No último dia 26, foram encerrados os debates sobre a reforma na Comissão Especial. A leitura do voto complementar apresentado pelo relator Samuel Moreira (PSDB-SP), no entanto, acabou sendo adiada. O atraso foi estratégico para que o presidente da Câmara dos Deputados, Rodrigo Maia (DEM-RJ), tivesse mais tempo para finalmente convencer os políticos a apoiar o retorno dos estados e municípios ao projeto.

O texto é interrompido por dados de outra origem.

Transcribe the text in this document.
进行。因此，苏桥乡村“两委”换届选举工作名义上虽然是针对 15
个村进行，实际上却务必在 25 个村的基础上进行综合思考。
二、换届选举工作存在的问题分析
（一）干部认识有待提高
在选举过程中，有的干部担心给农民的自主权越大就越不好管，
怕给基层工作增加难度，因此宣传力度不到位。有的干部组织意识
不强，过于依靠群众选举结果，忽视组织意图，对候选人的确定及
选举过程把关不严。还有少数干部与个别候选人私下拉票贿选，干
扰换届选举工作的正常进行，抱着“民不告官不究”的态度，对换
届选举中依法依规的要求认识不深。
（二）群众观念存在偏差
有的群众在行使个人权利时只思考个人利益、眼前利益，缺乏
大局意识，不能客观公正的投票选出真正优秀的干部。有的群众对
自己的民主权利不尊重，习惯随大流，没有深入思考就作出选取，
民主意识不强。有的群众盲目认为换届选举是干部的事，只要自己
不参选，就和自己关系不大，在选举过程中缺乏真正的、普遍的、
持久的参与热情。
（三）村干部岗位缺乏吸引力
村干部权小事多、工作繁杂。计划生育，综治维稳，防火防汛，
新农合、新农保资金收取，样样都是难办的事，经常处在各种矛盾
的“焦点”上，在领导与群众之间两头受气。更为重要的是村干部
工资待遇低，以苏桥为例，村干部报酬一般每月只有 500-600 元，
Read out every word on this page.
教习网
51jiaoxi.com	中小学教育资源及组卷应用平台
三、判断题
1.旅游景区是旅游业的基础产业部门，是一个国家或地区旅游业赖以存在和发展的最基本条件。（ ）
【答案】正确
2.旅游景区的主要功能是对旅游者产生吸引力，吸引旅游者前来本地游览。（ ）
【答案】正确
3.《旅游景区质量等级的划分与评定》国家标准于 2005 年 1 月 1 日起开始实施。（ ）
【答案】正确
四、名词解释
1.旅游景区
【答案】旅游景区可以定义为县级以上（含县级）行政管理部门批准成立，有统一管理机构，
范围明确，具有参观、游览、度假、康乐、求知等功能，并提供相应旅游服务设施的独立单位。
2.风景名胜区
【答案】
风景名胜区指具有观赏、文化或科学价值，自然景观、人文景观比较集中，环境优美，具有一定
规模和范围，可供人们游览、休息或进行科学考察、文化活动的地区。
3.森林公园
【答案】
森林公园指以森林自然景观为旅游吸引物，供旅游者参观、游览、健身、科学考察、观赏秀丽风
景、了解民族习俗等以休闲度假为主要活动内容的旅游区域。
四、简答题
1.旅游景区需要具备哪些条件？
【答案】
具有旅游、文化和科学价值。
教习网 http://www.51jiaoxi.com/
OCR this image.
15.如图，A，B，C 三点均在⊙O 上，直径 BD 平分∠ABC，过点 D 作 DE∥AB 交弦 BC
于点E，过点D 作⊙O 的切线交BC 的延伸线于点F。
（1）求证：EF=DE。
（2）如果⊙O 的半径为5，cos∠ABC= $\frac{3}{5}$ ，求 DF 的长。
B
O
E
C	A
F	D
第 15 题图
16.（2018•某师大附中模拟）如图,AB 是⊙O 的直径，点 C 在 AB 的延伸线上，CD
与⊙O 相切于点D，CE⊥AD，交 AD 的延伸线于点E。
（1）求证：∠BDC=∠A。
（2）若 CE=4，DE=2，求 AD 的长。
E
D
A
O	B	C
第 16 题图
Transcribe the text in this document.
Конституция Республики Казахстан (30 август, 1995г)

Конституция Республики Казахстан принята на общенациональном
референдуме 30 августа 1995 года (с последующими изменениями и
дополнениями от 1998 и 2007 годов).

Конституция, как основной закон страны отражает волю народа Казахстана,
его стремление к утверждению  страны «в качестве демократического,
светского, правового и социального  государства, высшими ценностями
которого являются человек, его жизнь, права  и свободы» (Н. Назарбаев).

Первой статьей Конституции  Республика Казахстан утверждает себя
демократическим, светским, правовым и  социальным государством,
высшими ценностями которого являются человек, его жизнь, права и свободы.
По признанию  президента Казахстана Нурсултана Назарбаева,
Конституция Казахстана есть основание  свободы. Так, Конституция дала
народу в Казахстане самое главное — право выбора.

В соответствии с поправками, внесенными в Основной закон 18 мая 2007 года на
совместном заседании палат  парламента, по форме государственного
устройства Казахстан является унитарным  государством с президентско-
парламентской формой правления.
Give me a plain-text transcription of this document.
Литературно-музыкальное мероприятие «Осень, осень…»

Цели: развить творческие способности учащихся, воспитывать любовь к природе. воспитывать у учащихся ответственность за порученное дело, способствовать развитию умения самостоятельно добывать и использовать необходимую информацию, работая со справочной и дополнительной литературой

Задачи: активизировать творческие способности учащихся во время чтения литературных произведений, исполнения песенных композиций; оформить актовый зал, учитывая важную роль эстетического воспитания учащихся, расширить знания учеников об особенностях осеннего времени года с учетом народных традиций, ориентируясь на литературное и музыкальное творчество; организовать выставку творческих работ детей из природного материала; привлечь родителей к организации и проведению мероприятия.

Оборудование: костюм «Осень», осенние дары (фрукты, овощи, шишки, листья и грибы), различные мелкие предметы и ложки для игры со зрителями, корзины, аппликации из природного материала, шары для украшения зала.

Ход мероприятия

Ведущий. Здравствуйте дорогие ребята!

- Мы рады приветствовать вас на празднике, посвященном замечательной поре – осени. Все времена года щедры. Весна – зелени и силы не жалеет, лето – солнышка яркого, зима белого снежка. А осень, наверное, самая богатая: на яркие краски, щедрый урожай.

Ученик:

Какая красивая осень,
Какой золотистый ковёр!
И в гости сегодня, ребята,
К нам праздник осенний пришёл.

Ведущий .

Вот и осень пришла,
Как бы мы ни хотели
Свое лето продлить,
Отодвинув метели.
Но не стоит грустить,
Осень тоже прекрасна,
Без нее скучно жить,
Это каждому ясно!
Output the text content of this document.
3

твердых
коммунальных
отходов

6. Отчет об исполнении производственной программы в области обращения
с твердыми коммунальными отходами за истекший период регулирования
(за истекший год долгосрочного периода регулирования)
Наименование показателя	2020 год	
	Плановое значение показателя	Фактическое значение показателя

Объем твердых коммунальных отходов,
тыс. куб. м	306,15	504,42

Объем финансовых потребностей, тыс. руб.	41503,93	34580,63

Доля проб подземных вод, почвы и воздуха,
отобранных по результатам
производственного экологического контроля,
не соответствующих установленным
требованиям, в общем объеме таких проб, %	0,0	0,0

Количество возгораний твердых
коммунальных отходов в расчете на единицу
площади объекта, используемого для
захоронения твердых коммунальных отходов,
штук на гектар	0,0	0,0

Expectativas otimistas preveem que a votação na comissão se inicie na próxima segunda-feira, dia 1º, e seja encerrada de forma breve, com o objetivo de que a proposta seja votada no plenário da Câmara antes do recesso de julho, que começa no dia 18.
Governadores e prefeitos devem mostrar apoio público e vigoroso ao relator da reforma, Samuel Moreira, para que a inclusão dos estados e municípios na reforma da Previdência seja feita ainda na Comissão Especial. Nas últimas semanas, governadores como Rui Costa, da Bahia, vêm fazendo pressão para que a reforma seja suavizada (e assim eles ganhem pontos com eleitores) em troca de apoio ao projeto. Romeu Zema, governador de Minas, já se rendeu à realidade. “Está na hora de ter coragem para tomar medidas impopulares e garantir o futuro do Brasil”, diz ele, à frente da administração de um estado com dificuldade para repor o estoque de remédios nos postos de saúde e farmácias populares por falta de pagamento aos laboratórios. É tempo de arregaçar as mangas, e não de lavar as mãos.